Certaines de ces applications envisagent l’utilisation de données GPS mobile, là où d’autres applications privilégient l’utilisation de la technologie Bluetooth. Les données GPS permettent de faire un suivi de localisation géographique mais se révèlent insuffisamment précises pour détecter les contacts entre personnes. Au contraire, les signaux Bluetooth semblent particulièrement adaptés pour estimer si une personne a été à proximité d’une autre (la portée d’un signal Bluetooth est de l’ordre de 10m, 30-60m pour un signal wifi) et la durée de contact [5].

Déjà aujourd’hui, lorsque le mode Bluetooth est activé sur un appareil mobile, celui-ci interagit avec les autres appareils activés à proximité. Si les appareils ne se synchronisent pas, cette information de contact est automatiquement supprimée. Ces nouvelles applications de contact tracing proposent donc de capitaliser sur ces données en les conservant et en permettant aux individus testés positifs de prévenir les inconnus avec lesquelles ils ont été récemment en contact rapproché.

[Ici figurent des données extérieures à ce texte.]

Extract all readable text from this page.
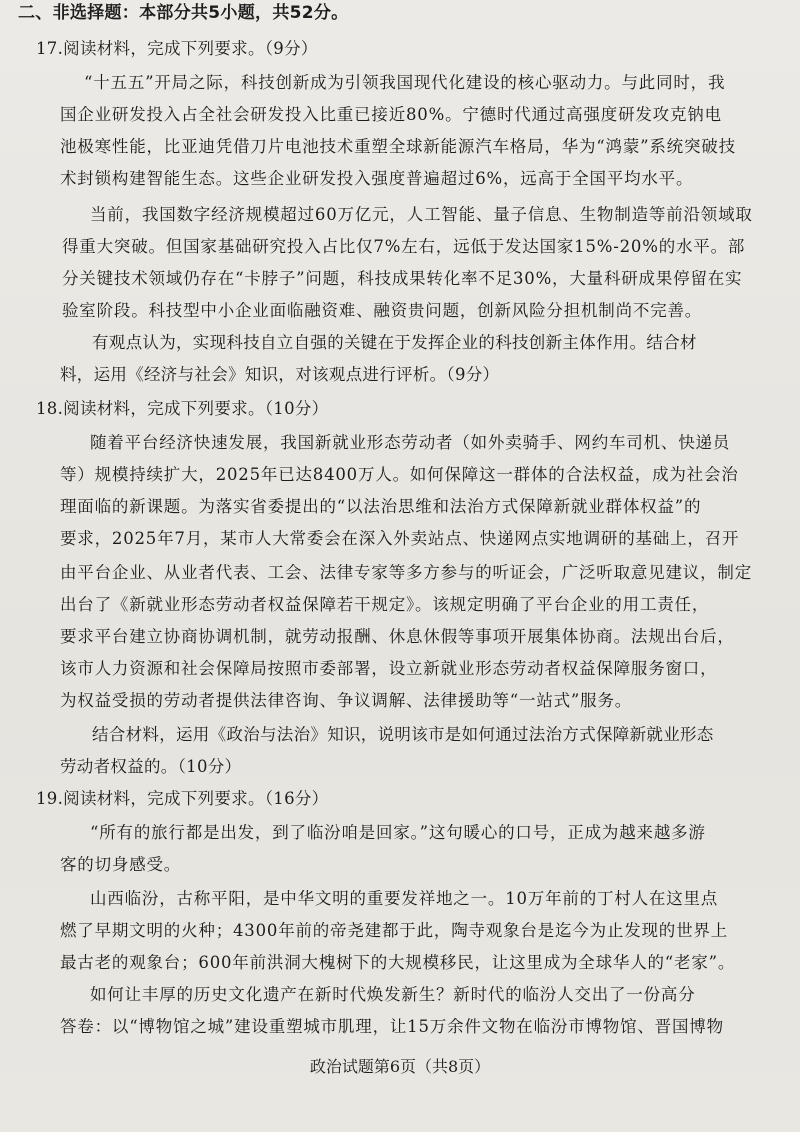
二、非选择题：本部分共5小题，共52分。
17.阅读材料，完成下列要求。（9分）
“十五五”开局之际，科技创新成为引领我国现代化建设的核心驱动力。与此同时，我
国企业研发投入占全社会研发投入比重已接近80%。宁德时代通过高强度研发攻克钠电
池极寒性能，比亚迪凭借刀片电池技术重塑全球新能源汽车格局，华为“鸿蒙”系统突破技
术封锁构建智能生态。这些企业研发投入强度普遍超过6%，远高于全国平均水平。
当前，我国数字经济规模超过60万亿元，人工智能、量子信息、生物制造等前沿领域取
得重大突破。但国家基础研究投入占比仅7%左右，远低于发达国家15%-20%的水平。部
分关键技术领域仍存在“卡脖子”问题，科技成果转化率不足30%，大量科研成果停留在实
验室阶段。科技型中小企业面临融资难、融资贵问题，创新风险分担机制尚不完善。
有观点认为，实现科技自立自强的关键在于发挥企业的科技创新主体作用。结合材
料，运用《经济与社会》知识，对该观点进行评析。（9分）
18.阅读材料，完成下列要求。（10分）
随着平台经济快速发展，我国新就业形态劳动者（如外卖骑手、网约车司机、快递员
等）规模持续扩大，2025年已达8400万人。如何保障这一群体的合法权益，成为社会治
理面临的新课题。为落实省委提出的“以法治思维和法治方式保障新就业群体权益”的
要求，2025年7月，某市人大常委会在深入外卖站点、快递网点实地调研的基础上，召开
由平台企业、从业者代表、工会、法律专家等多方参与的听证会，广泛听取意见建议，制定
出台了《新就业形态劳动者权益保障若干规定》。该规定明确了平台企业的用工责任，
要求平台建立协商协调机制，就劳动报酬、休息休假等事项开展集体协商。法规出台后，
该市人力资源和社会保障局按照市委部署，设立新就业形态劳动者权益保障服务窗口，
为权益受损的劳动者提供法律咨询、争议调解、法律援助等“一站式”服务。
结合材料，运用《政治与法治》知识，说明该市是如何通过法治方式保障新就业形态
劳动者权益的。（10分）
19.阅读材料，完成下列要求。（16分）
“所有的旅行都是出发，到了临汾咱是回家。”这句暖心的口号，正成为越来越多游
客的切身感受。
山西临汾，古称平阳，是中华文明的重要发祥地之一。10万年前的丁村人在这里点
燃了早期文明的火种；4300年前的帝尧建都于此，陶寺观象台是迄今为止发现的世界上
最古老的观象台；600年前洪洞大槐树下的大规模移民，让这里成为全球华人的“老家”。
如何让丰厚的历史文化遗产在新时代焕发新生？新时代的临汾人交出了一份高分
答卷：以“博物馆之城”建设重塑城市肌理，让15万余件文物在临汾市博物馆、晋国博物
政治试题第6页（共8页）
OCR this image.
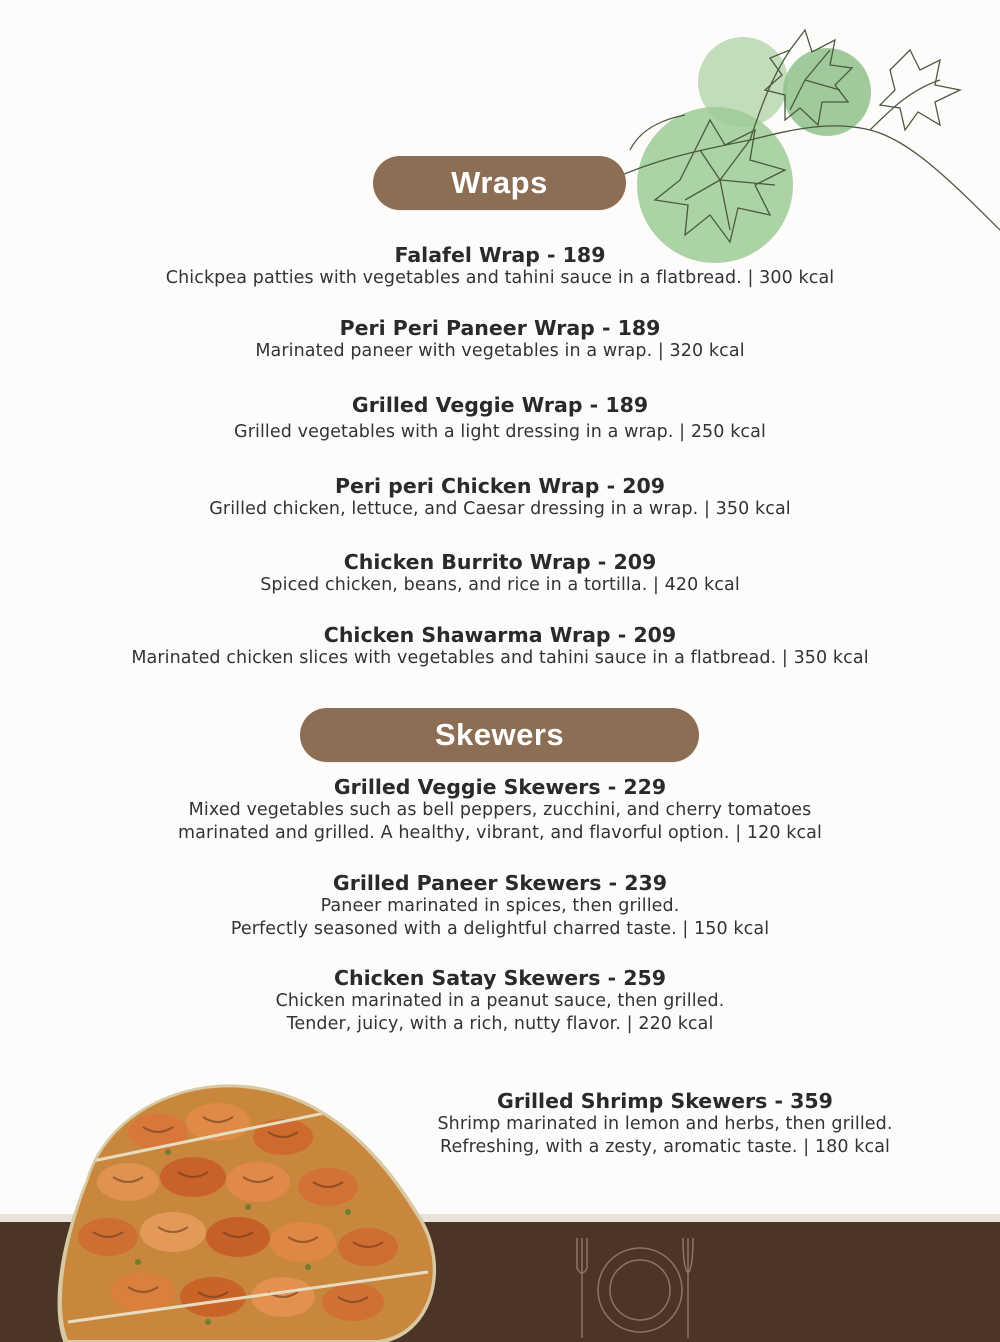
Wraps
Falafel Wrap - 189
Chickpea patties with vegetables and tahini sauce in a flatbread. | 300 kcal
Peri Peri Paneer Wrap - 189
Marinated paneer with vegetables in a wrap. | 320 kcal
Grilled Veggie Wrap - 189
Grilled vegetables with a light dressing in a wrap. | 250 kcal
Peri peri Chicken Wrap - 209
Grilled chicken, lettuce, and Caesar dressing in a wrap. | 350 kcal
Chicken Burrito Wrap - 209
Spiced chicken, beans, and rice in a tortilla. | 420 kcal
Chicken Shawarma Wrap - 209
Marinated chicken slices with vegetables and tahini sauce in a flatbread. | 350 kcal
Skewers
Grilled Veggie Skewers - 229
Mixed vegetables such as bell peppers, zucchini, and cherry tomatoes
marinated and grilled. A healthy, vibrant, and flavorful option. | 120 kcal
Grilled Paneer Skewers - 239
Paneer marinated in spices, then grilled.
Perfectly seasoned with a delightful charred taste. | 150 kcal
Chicken Satay Skewers - 259
Chicken marinated in a peanut sauce, then grilled.
Tender, juicy, with a rich, nutty flavor. | 220 kcal
Grilled Shrimp Skewers - 359
Shrimp marinated in lemon and herbs, then grilled.
Refreshing, with a zesty, aromatic taste. | 180 kcal
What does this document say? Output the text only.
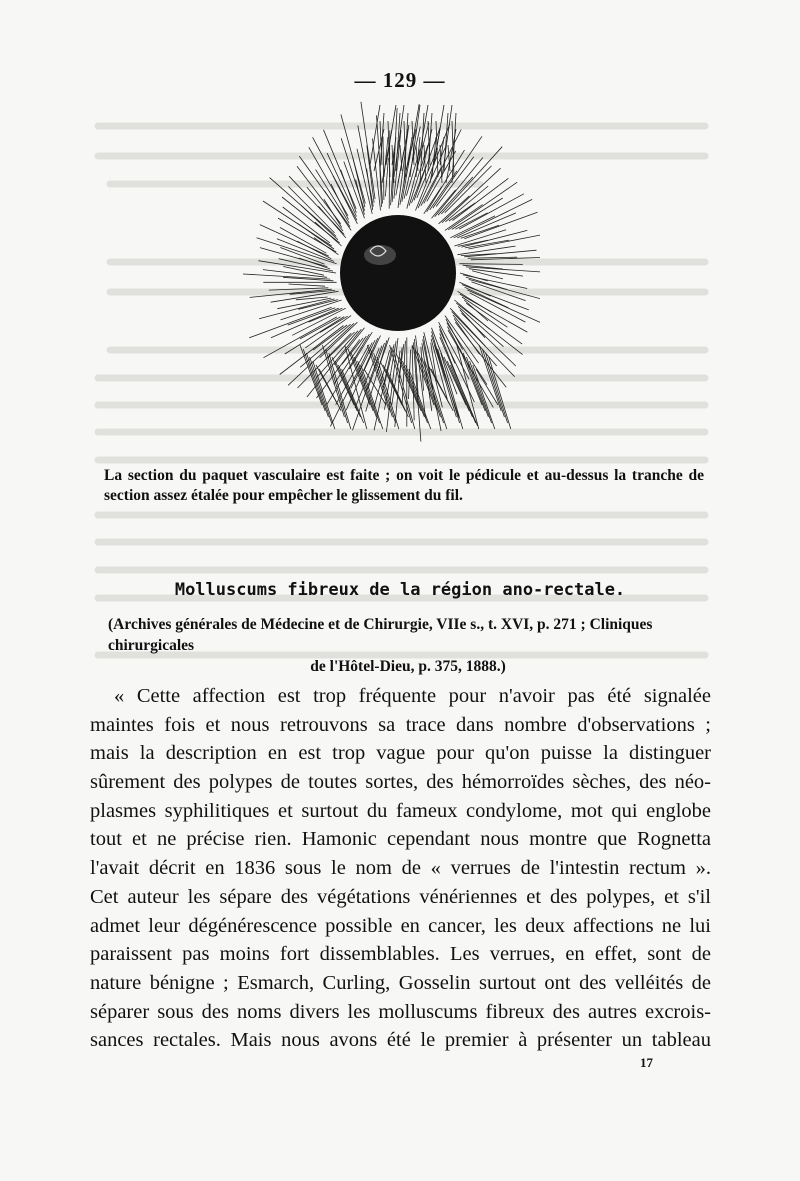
— 129 —
La section du paquet vasculaire est faite ; on voit le pédicule et au-dessus la tranche de section assez étalée pour empêcher le glissement du fil.
Molluscums fibreux de la région ano-rectale.
(Archives générales de Médecine et de Chirurgie, VIIe s., t. XVI, p. 271 ; Cliniques chirurgicales
de l'Hôtel-Dieu, p. 375, 1888.)
« Cette affection est trop fréquente pour n'avoir pas été signalée
maintes fois et nous retrouvons sa trace dans nombre d'observations ;
mais la description en est trop vague pour qu'on puisse la distinguer
sûrement des polypes de toutes sortes, des hémorroïdes sèches, des néo-
plasmes syphilitiques et surtout du fameux condylome, mot qui englobe
tout et ne précise rien. Hamonic cependant nous montre que Rognetta
l'avait décrit en 1836 sous le nom de « verrues de l'intestin rectum ».
Cet auteur les sépare des végétations vénériennes et des polypes, et s'il
admet leur dégénérescence possible en cancer, les deux affections ne lui
paraissent pas moins fort dissemblables. Les verrues, en effet, sont de
nature bénigne ; Esmarch, Curling, Gosselin surtout ont des velléités de
séparer sous des noms divers les molluscums fibreux des autres excrois-
sances rectales. Mais nous avons été le premier à présenter un tableau
17
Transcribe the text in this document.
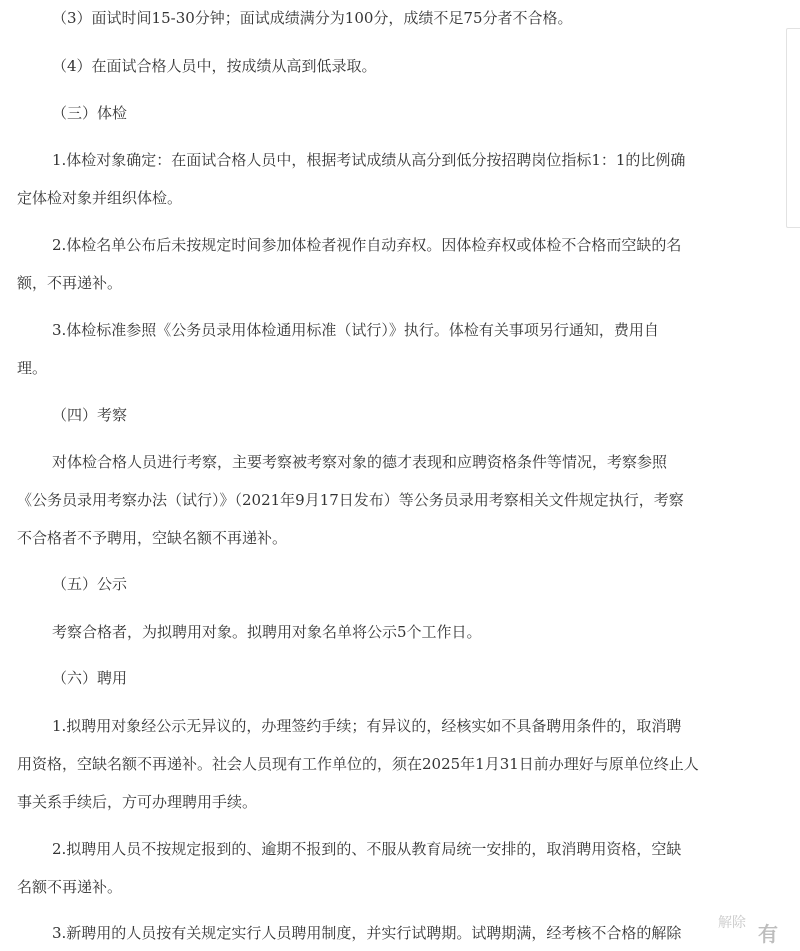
（3）面试时间15-30分钟；面试成绩满分为100分，成绩不足75分者不合格。
（4）在面试合格人员中，按成绩从高到低录取。
（三）体检
1.体检对象确定：在面试合格人员中，根据考试成绩从高分到低分按招聘岗位指标1：1的比例确
定体检对象并组织体检。
2.体检名单公布后未按规定时间参加体检者视作自动弃权。因体检弃权或体检不合格而空缺的名
额，不再递补。
3.体检标准参照《公务员录用体检通用标准（试行）》执行。体检有关事项另行通知，费用自
理。
（四）考察
对体检合格人员进行考察，主要考察被考察对象的德才表现和应聘资格条件等情况，考察参照
《公务员录用考察办法（试行）》（2021年9月17日发布）等公务员录用考察相关文件规定执行，考察
不合格者不予聘用，空缺名额不再递补。
（五）公示
考察合格者，为拟聘用对象。拟聘用对象名单将公示5个工作日。
（六）聘用
1.拟聘用对象经公示无异议的，办理签约手续；有异议的，经核实如不具备聘用条件的，取消聘
用资格，空缺名额不再递补。社会人员现有工作单位的，须在2025年1月31日前办理好与原单位终止人
事关系手续后，方可办理聘用手续。
2.拟聘用人员不按规定报到的、逾期不报到的、不服从教育局统一安排的，取消聘用资格，空缺
名额不再递补。
3.新聘用的人员按有关规定实行人员聘用制度，并实行试聘期。试聘期满，经考核不合格的解除
解除 有
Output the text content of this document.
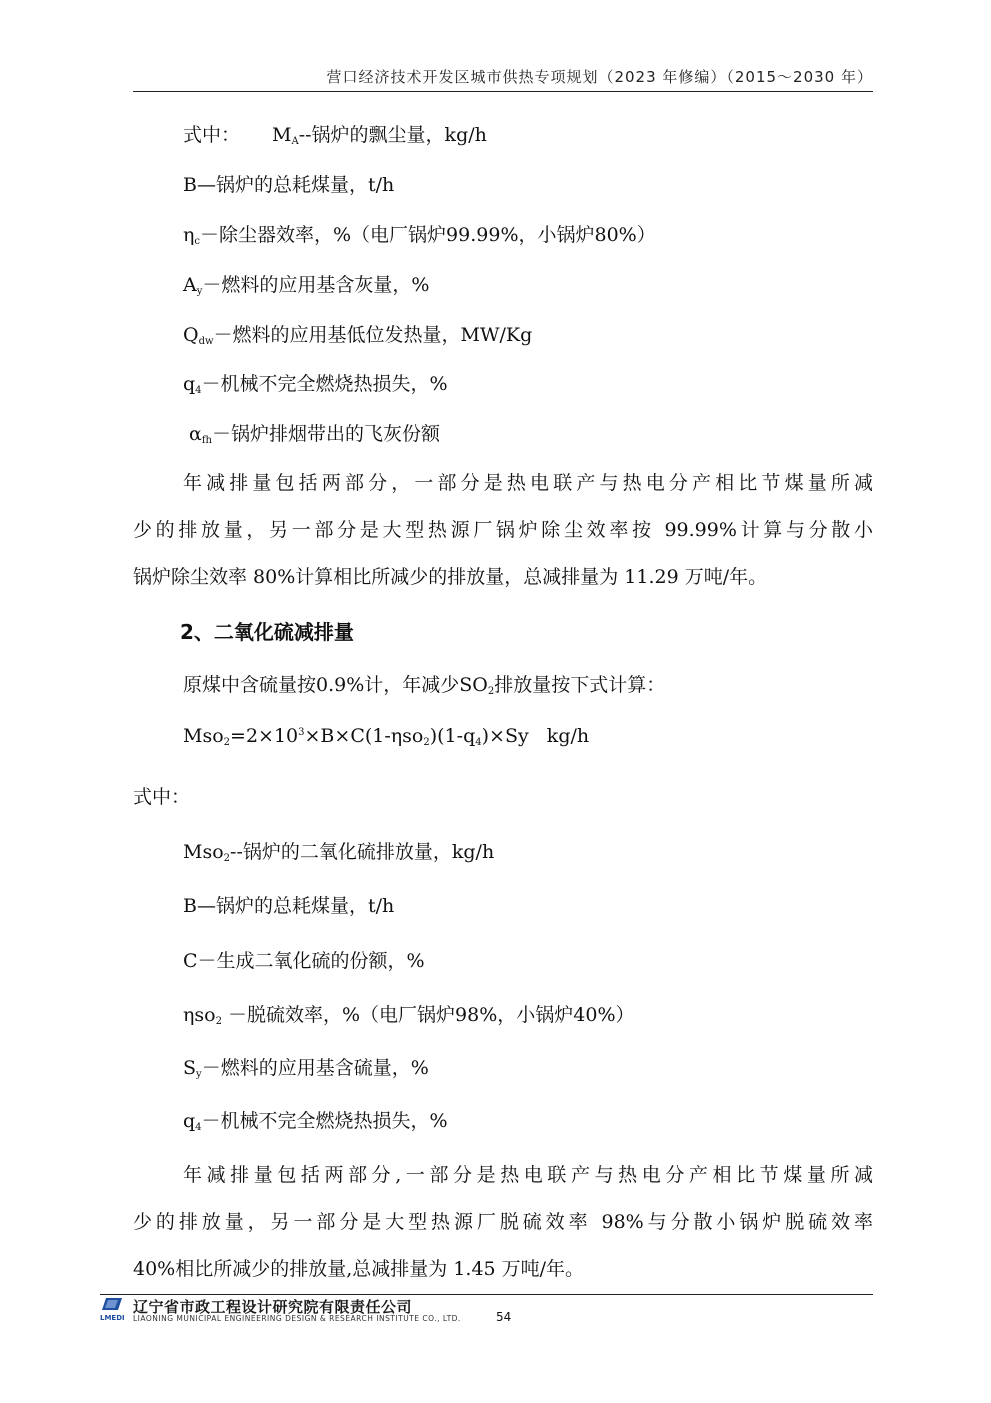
营口经济技术开发区城市供热专项规划（2023 年修编）（2015～2030 年）
式中： $M_A--$锅炉的飘尘量，kg/h
B—锅炉的总耗煤量，t/h
$\eta_c-$除尘器效率，%（电厂锅炉99.99%，小锅炉80%）
$A_y-$燃料的应用基含灰量，%
$Q_{dw}-$燃料的应用基低位发热量，MW/Kg
$q_4-$机械不完全燃烧热损失，%
$\alpha_{fh}-$锅炉排烟带出的飞灰份额
年减排量包括两部分，一部分是热电联产与热电分产相比节煤量所减
少的排放量，另一部分是大型热源厂锅炉除尘效率按 99.99%计算与分散小
锅炉除尘效率 80%计算相比所减少的排放量，总减排量为 11.29 万吨/年。
2、二氧化硫减排量
原煤中含硫量按0.9%计，年减少$SO_2$排放量按下式计算：
$Mso_2=2\times 10^3\times B\times C(1-\eta so_2)(1-q_4)\times Sy$   kg/h
式中：
Mso$_2$--锅炉的二氧化硫排放量，kg/h
B—锅炉的总耗煤量，t/h
C－生成二氧化硫的份额，%
ηso$_2$ －脱硫效率，%（电厂锅炉98%，小锅炉40%）
$S_y-$燃料的应用基含硫量，%
$q_4-$机械不完全燃烧热损失，%
年减排量包括两部分,一部分是热电联产与热电分产相比节煤量所减
少的排放量，另一部分是大型热源厂脱硫效率 98%与分散小锅炉脱硫效率
40%相比所减少的排放量,总减排量为 1.45 万吨/年。
LMEDI
辽宁省市政工程设计研究院有限责任公司
LIAONING MUNICIPAL ENGINEERING DESIGN & RESEARCH INSTITUTE CO., LTD.	54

Un foisonnement d’initiatives américaines

Alors que les premiers systèmes de traçage ont déjà été mis en place en Asie de l’Est (Chine, Corée du Sud, Hong-Kong, Singapour ou Taiwan) [6], le déploiement sur le territoire américain se révèle plus compliqué. Pourtant, les initiatives pour développer les applications et autres protocoles d’échange de données ne manquent pas. On pensera en particulier à l’application Private Kit et la technologie Safe Paths développées par le MIT mais aussi à spécification technique PACT (Private Automatic Contact Tracing) [7, 8]. Sur la côte ouest, un protocole similaire renommé le West Coast PACT est développé par des chercheurs de l’Université de Washington en collaboration avec Microsoft et l’Université de Pennsylvanie [9]. L’application CovidSafe issue de cette collaboration vient tout juste d’être lancée [10]. Le projet américano-canadien (Université de Stanford et Université de Waterloo au Canada) Covid-Watch est un autre exemple d’utilisation conjointe du Bluetooth et des données GPS bien que la cartographie GPS initialement envisagée ait été abandonnée (du moins provisoirement) du fait des difficultés à préserver l’anonymat des utilisateurs [11]. Enfin, l’Université Carnegie Mellon diffère des autres applications en ayant récemment annoncé une solution baptisée Novid qui utilise les ultrasons pour mesurer plus précisément la distance de contact [12].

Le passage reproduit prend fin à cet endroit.